Construction of plasmids to express different membrane proteins in E. coli
The detection and conversion of olfactory stimulus starts when odorants or pheromone molecules (small hydrophobic molecules) penetrate through the pores on the wall of sensillum into the lymph fluid, where they interact with the odorant binding proteins (OBPs) which carry these molecules to an odor-specific receptor and its common co-receptor Or83b (in Drosophila) complex present in the membrane of olfactory sensory neurons (OSNs), which detects the odorant. In OSNs, it is assumed that the binding between OBPs-odorants and receptor & co-receptor complex results in a signal transduction and further cation influx into the sensory neuron and depolarization of the cell.
But the molecular processes and the spatial arrangement between OBPs carrying odorants and its specific receptor and common co-receptor subunits are unknown. Distance related measurements between specific sites on the receptors and OBPs could be made in live cells using luminescence resonance energy transfer (LRET) using a genetically engineered lanthanide binding tags (LBTs). But, LBTs never have been used before in live cells. Thus, in order to calibrate future LRET experiments, we designed and constructed a test protein eDHFR-ANK-LBT (DAL). We fused the DNA coding for DHFR, ANK and LBT together using PCR yielding DAL. Later we expressed this protein in E. coli and purified that protein using Ni-NTA column. Using this purified protein and live E. coli cells expressing this protein, we performed binding assays, emission and luminescence studies which showed that this protein can be used as a model in LRET techniques.
We tried to express and purify the odorant binding protein LUSH which is present in the sensillar lymph of Drosophila melanogaster. LUSH detects the pheromone cis-11-vaccenyl acetate (cVA) and may interact with the co-receptor OR83b which we also tried to express and purify. We were successful in expressing the LUSH gene obtained from Dr. David Jones but we were unable to purify it using cation and anion exchange column except for some high M.W. impurities. Partially purified LUSH was then further used for performing binding studies.

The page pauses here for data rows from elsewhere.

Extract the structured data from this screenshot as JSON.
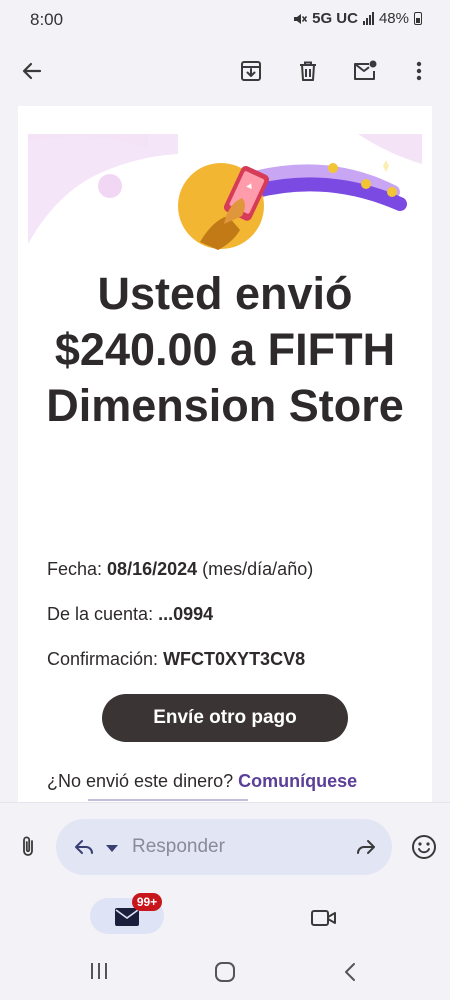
{
  "status_bar": {
    "time": "8:00",
    "network": "5G UC",
    "battery": "48%"
  },
  "toolbar": {
    "icons": [
      "back-arrow-icon",
      "archive-icon",
      "delete-icon",
      "mark-unread-icon",
      "more-vert-icon"
    ]
  },
  "email": {
    "headline": "Usted envió $240.00 a FIFTH Dimension Store",
    "date_label": "Fecha:",
    "date_value": "08/16/2024",
    "date_suffix": "(mes/día/año)",
    "account_label": "De la cuenta:",
    "account_value": "...0994",
    "confirmation_label": "Confirmación:",
    "confirmation_value": "WFCT0XYT3CV8",
    "cta_label": "Envíe otro pago",
    "help_text": "¿No envió este dinero?",
    "help_link": "Comuníquese"
  },
  "reply_bar": {
    "placeholder": "Responder"
  },
  "bottom_nav": {
    "mail_badge": "99+"
  },
  "colors": {
    "accent_purple": "#7b4ae2",
    "link_purple": "#5b3f98",
    "button_dark": "#3b3434",
    "badge_red": "#c8161d",
    "coin_yellow": "#f2b632"
  }
}
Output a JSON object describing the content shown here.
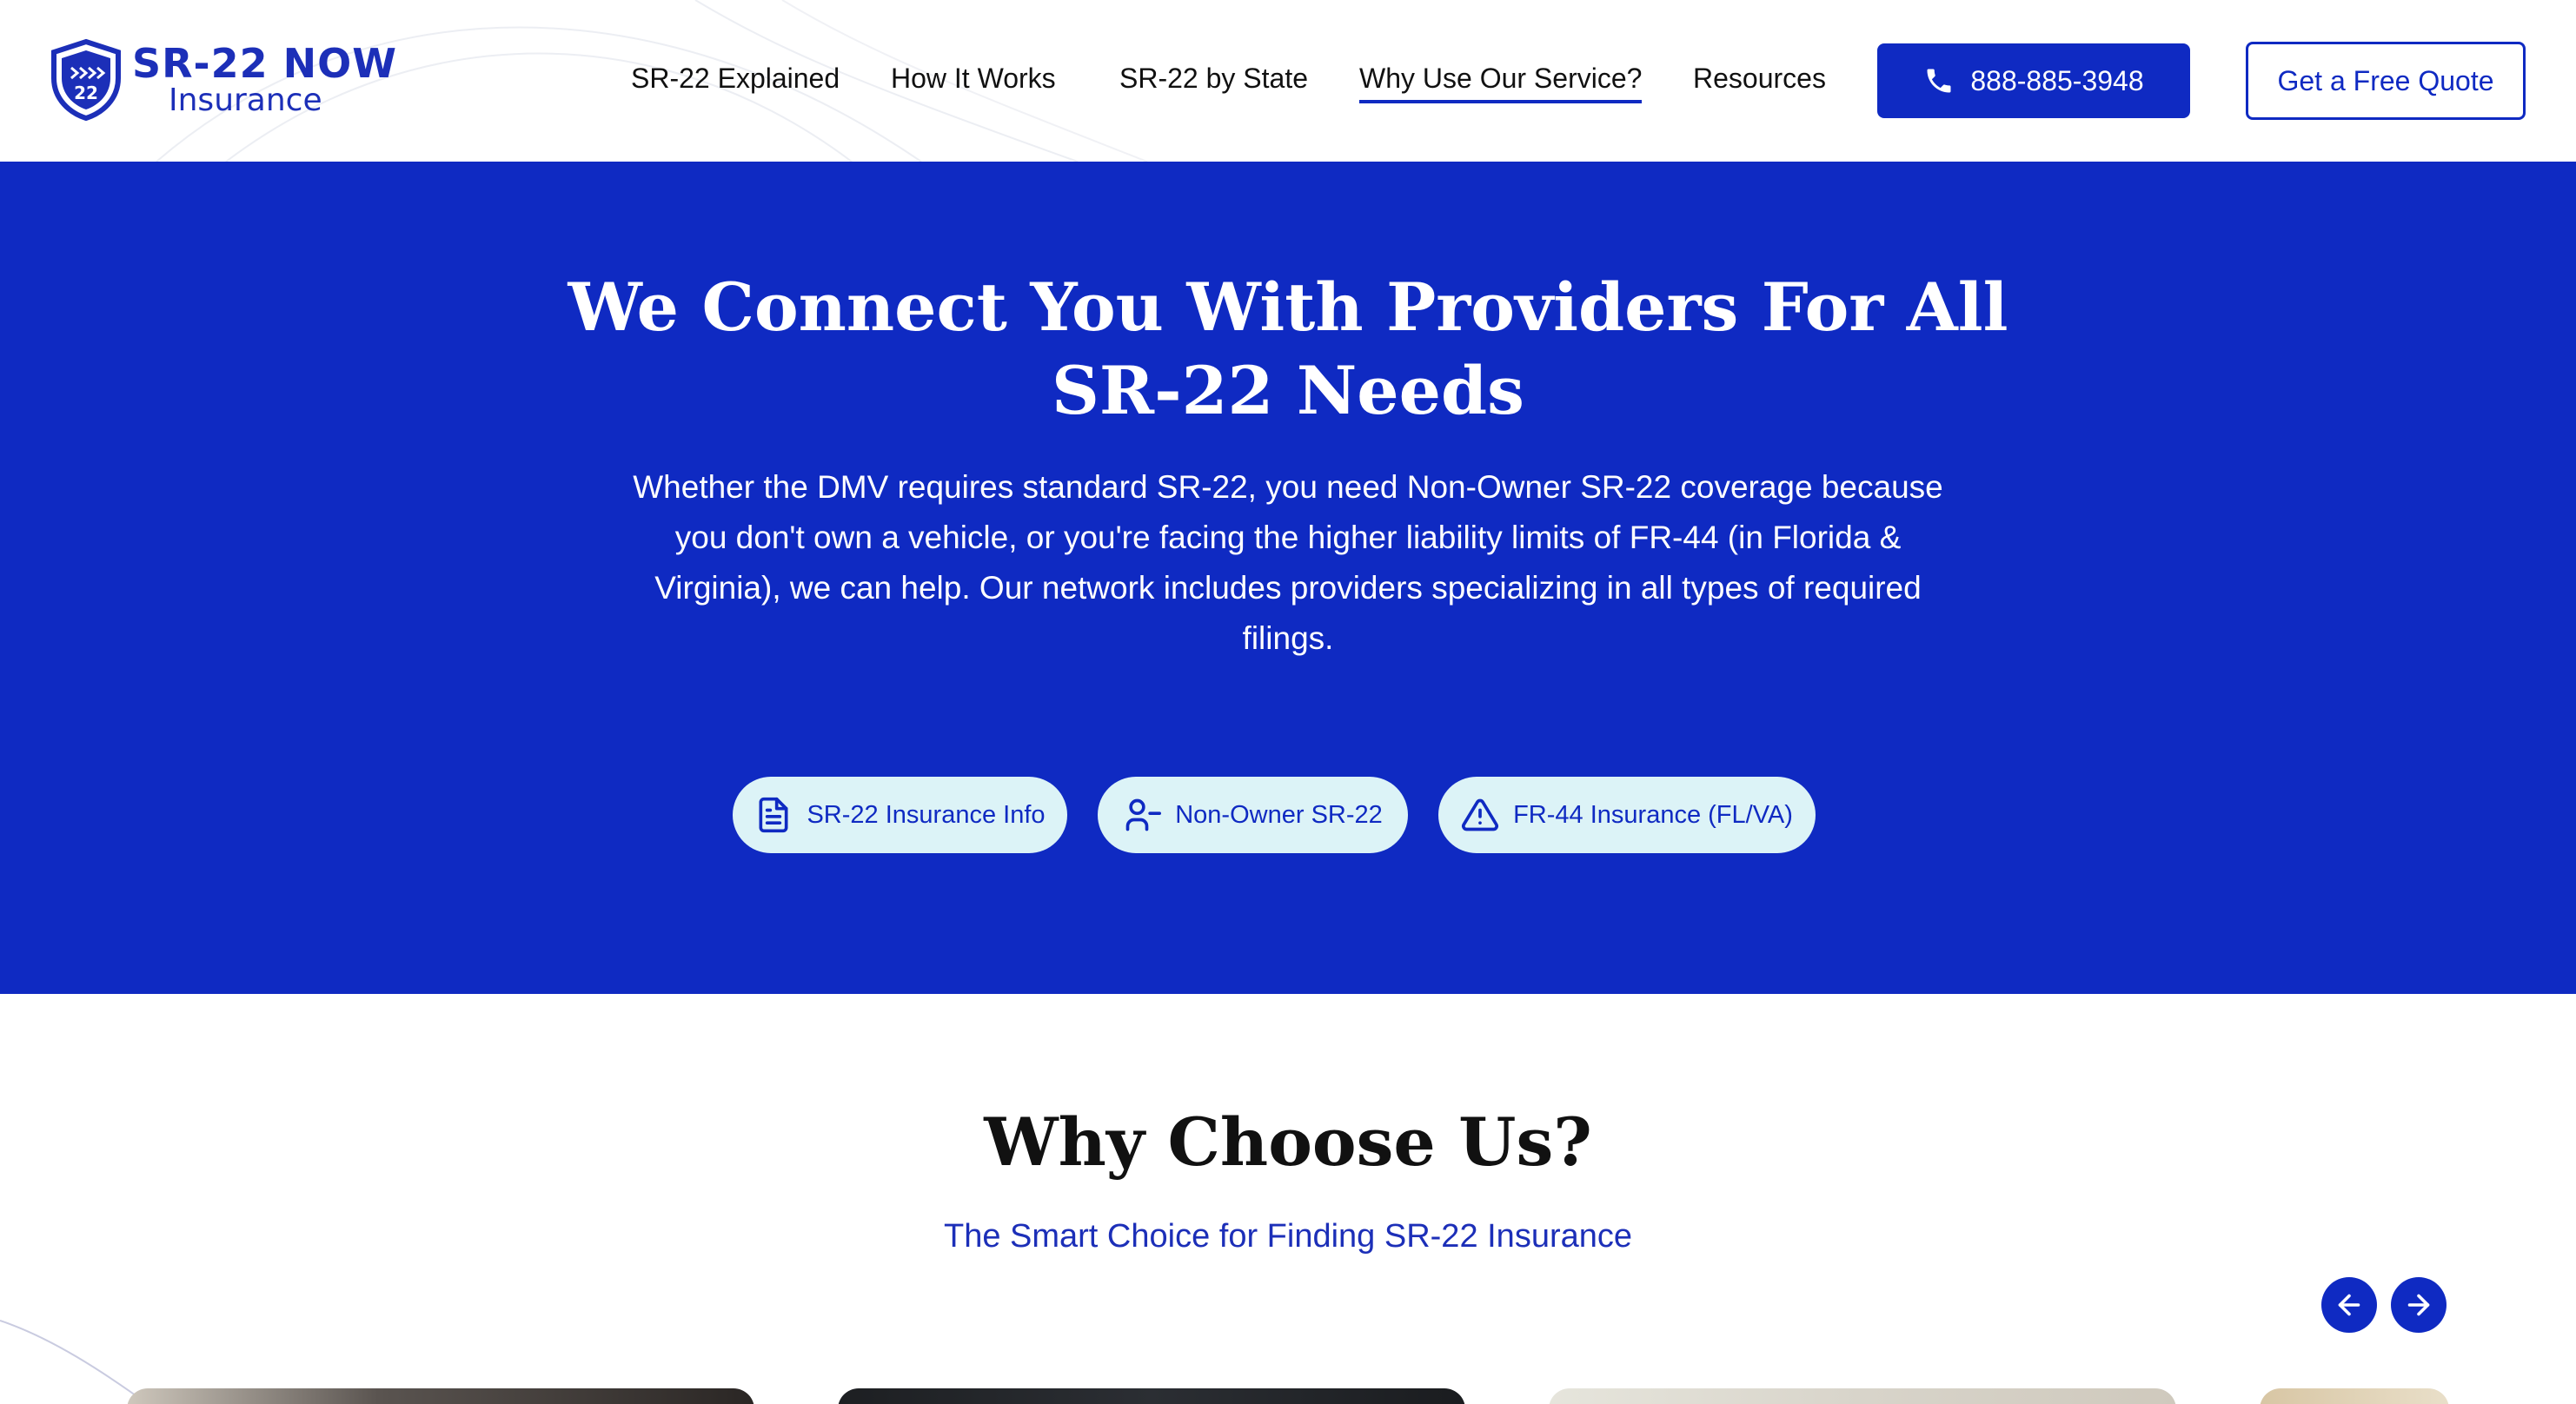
{
  "header": {
    "logo": {
      "main": "SR-22 NOW",
      "sub": "Insurance",
      "badge": "22"
    },
    "nav": [
      {
        "label": "SR-22 Explained",
        "active": false
      },
      {
        "label": "How It Works",
        "active": false
      },
      {
        "label": "SR-22 by State",
        "active": false
      },
      {
        "label": "Why Use Our Service?",
        "active": true
      },
      {
        "label": "Resources",
        "active": false
      }
    ],
    "phone": "888-885-3948",
    "quote_label": "Get a Free Quote"
  },
  "hero": {
    "title_line1": "We Connect You With Providers For All",
    "title_line2": "SR-22 Needs",
    "description": "Whether the DMV requires standard SR-22, you need Non-Owner SR-22 coverage because you don't own a vehicle, or you're facing the higher liability limits of FR-44 (in Florida & Virginia), we can help. Our network includes providers specializing in all types of required filings.",
    "pills": [
      {
        "label": "SR-22 Insurance Info",
        "icon": "document-icon"
      },
      {
        "label": "Non-Owner SR-22",
        "icon": "user-minus-icon"
      },
      {
        "label": "FR-44 Insurance (FL/VA)",
        "icon": "warning-triangle-icon"
      }
    ]
  },
  "why": {
    "title": "Why Choose Us?",
    "subtitle": "The Smart Choice for Finding SR-22 Insurance"
  },
  "colors": {
    "brand_blue": "#0f2ac2",
    "pill_bg": "#dcf3f7",
    "logo_blue": "#1c2fb8"
  }
}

Later, we synthesized and tried to express the co-receptor for LUSH, Or83b gene. We synthesized a codon-optimized gene for expression in E. coli, but were unable to express eOr83b. We truncated the Or83b and constructed eOr83b3Tm and LOOP3TM variants. We were unable to express these variants as well, we then decided to fuse these constructs with other proteins like DHFR, MISTIC and the native E. coli membrane protein succinate dehydrogenase and tried to express them. But we were unable to do so. For expression trials, we used these constructs pET and pBADCONTROL plasmids, but neither of them successfully expressed the protein.